Als im September die Rede von einem Neukauf eines Wäldchens, in dem Benediktinerschwestern ihre insgesamt 14 Häuser samt Kapelle hatten, kam kurz darauf schon mein erster deutscher Kollege Martin. Wir sollten bald umziehen. Es wurde mal von bald gesprochen, doch was heißt das in Brasilien schon. Weitere 3 Monate sollten bis zum Umzugstag noch vergehen ... So wird man geduldig.
Mit Martin verbrachte ich den Dezember auf dem Bau. Ein weiterer „2ter Schritt“ wurde gebaut. Bis wir am 27. Dezember das Stadtviertel verließen und uns im „Paradies“ einquartierten. „Mosteiro Monte Carmelo – Casas do Servo Sofredor“, so hieß die Anlage, im Folgenden nur Mosteiro genannt. Es hat sich vieles verändert, in erster Linie, weil es stets viel zu tun gab. Die Häuser befanden sich in zum Teil heruntergekommenem Zustand; der Wald und die Freiflächen waren verwüstet, so dass die ersten paar Monate allein mit handwerklichen Tätigkeiten hätten ausgefüllt werden können.

Im Mosteiro befanden sich nun der „1. Schritt“, 3 4 Servos eines „2ten Schritts“, die für die Umzugsstresszeit, als Fahrer und Rezeptzionist zur Verfügung standen und einige Brüder, auch aus Bolivien und Costa Rica, sowie uns zwei Freiwillige. Alle zusammen waren wir im Durchschnitt 35 Leute. Ich bekam ein tolles Zimmer; es war Sommer und wir hatten Spaß an der Arbeit.
Zu Beginn steckte ich meistens in Bau-, Installations- und Reparaturarbeiten, was nach einigen Monaten etwas abflaute, und ich begann Englischunterricht zu geben, Bananenstauden entlang unserer Territoriumsgrenze zu pflanzen, Chorproben auf Gitarre zu begleiten. Dabei kam ich einigen erheblich näher und kann sie jetzt als Freunde bezeichnen.
Entweder erledigte ich etwas mit einem Servo oder mit Martin oder im Extremfall zusammen mit 13 Leuten. Des Weiteren gab es einige Werkstätten, in denen der Bruder aus Costa Rica und 2 – 3 Servos jeweils Gipsfiguren anmalten, T-Shirts bedruckten, Schilder und Bilder malten sowie Holzschnitzereien anfertigten. Andere waren viel im Wald mit Sensen, Pflanzen, Aufräumen, Hacken, etc. beschäftigt oder widmeten sich halbtags der Religion. Auch in den pädagogischen Stunden kamen neue Erfahrungen hinzu.

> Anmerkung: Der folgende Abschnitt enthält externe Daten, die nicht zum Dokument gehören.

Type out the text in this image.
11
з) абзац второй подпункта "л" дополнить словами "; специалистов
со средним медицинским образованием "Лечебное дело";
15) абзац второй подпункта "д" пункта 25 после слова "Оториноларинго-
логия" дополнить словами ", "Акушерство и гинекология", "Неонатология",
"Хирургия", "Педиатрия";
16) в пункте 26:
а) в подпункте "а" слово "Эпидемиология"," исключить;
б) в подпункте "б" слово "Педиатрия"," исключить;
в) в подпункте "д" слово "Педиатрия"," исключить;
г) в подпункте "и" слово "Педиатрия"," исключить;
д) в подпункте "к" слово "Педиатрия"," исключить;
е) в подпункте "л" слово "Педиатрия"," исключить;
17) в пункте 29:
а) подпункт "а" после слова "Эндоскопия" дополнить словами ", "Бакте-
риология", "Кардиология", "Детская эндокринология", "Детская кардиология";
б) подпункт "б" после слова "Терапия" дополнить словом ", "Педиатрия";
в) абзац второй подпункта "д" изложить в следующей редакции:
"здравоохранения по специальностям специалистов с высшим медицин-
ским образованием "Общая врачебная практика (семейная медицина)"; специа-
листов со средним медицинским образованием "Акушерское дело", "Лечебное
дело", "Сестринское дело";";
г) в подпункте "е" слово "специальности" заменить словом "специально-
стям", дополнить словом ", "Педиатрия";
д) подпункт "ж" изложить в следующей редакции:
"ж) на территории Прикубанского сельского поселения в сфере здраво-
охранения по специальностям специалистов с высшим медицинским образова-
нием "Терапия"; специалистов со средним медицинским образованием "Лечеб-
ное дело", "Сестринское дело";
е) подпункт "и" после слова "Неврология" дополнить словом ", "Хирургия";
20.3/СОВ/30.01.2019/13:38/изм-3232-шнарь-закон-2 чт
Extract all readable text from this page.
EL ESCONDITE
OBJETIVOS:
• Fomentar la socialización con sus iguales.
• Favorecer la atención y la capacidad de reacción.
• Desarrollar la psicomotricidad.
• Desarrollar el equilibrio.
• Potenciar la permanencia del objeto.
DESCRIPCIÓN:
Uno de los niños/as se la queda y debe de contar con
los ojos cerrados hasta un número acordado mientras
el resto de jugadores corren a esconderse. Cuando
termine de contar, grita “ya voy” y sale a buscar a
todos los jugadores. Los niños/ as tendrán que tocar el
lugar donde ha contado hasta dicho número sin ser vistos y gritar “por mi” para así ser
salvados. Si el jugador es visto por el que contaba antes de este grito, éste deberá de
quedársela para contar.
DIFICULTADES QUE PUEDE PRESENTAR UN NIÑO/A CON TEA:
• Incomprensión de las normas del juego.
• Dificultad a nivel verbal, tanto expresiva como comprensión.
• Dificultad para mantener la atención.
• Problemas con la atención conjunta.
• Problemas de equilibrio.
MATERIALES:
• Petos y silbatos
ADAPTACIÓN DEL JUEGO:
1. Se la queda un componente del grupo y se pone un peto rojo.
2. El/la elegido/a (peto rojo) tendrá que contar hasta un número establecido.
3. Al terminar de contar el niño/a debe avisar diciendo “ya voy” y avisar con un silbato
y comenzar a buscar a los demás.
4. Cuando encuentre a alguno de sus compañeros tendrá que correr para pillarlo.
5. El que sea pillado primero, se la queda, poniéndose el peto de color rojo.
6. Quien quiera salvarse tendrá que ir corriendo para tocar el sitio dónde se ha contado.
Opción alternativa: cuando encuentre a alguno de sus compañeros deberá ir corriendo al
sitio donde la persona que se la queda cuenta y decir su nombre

Die sogenannten „Gefühlsgruppen“ fanden mittwochs vier mal statt, damit die Gruppen nicht zu groß wurden. Eine Psychologin leitete sie. Jede Woche wurde abwechselnd meditiert bzw. über Veränderungen, Gefühle und Hoffnungen während dieser Reintegrationszeit gesprochen. Einige konnten/ wollten in diesen Sitzungen gar nicht mehr aufhören zu erzählen oder brachten im Gegensatz dazu erstmals Worte ihres Schicksals über die Lippen. Allein für mehr Verständnis und Respekt gegenüber dem andern – gerade in so einer engen Gemeinschaft – haben sich die Gruppen als positiv für alle Beteiligten erwiesen. Die anonymen-Alkoholiker-Veranstaltungen wurden wieder eingeführt, einmal im Haus, für „1. Schrittler“ obligatorisch, und einmal außerhalb. Die meisten sind Alkoholiker, und die wenigen anderweitig Abhängigen nahmen auch teil, da sich die Probleme verschiedener Drogenmissbräuche ähneln. Hier sind sie unter sich, die Leiter lesen Literatur, die gemeinsam interpretiert und diskutiert wird, mit viel Raum, um bei Bedarf weiter ausholen zu können und persönliche Erfahrungen mit einzubringen.

Morgenmesse um 7h und Rosenkranz um 18 h stand mit an erster Stelle der Tagesordnung und freitags wurde seit Ostern der Kreuzweg, für den ein Servo alle Stationen auf Holz gemalt und weitläufig im Wäldchen aufgehängt hat, gegangen, gesprochen und gesungen.
Dann gab es noch die Küche, in der drei Servos eigentlich den ganzen Tag zubrachten, um zwei warme Mahlzeiten um 12h und um 19h und Kaffee um 8h und um 16h vorzubereiten. Der Hauptteil der Nahrung wurde durch Spenden gedeckt, und sie machten wirklich das Beste draus, so dass die Verpflegung, bei einer dezenter Bescheidenheit, kein Problem darstellte. Gespült wurde reihum, jeweils zu zweit. Genauso schnell war ich an das Waschen mit der Hand gewöhnt. Was höchstens im Winter, der in dieser Region ziemlich rigoros ist, nicht so die Wonne war.
Doch was war schon all das im Vergleich zu einem Rückfall. Auch wenn wir diesbezüglich abgehärtet wurden und verstanden, dass die meisten es erst nach einigen Anläufen schafften, blieb die Sucht ein Kampf bis zum Lebensende; dessen musste man sich zu jeder Stunde bewusst sein.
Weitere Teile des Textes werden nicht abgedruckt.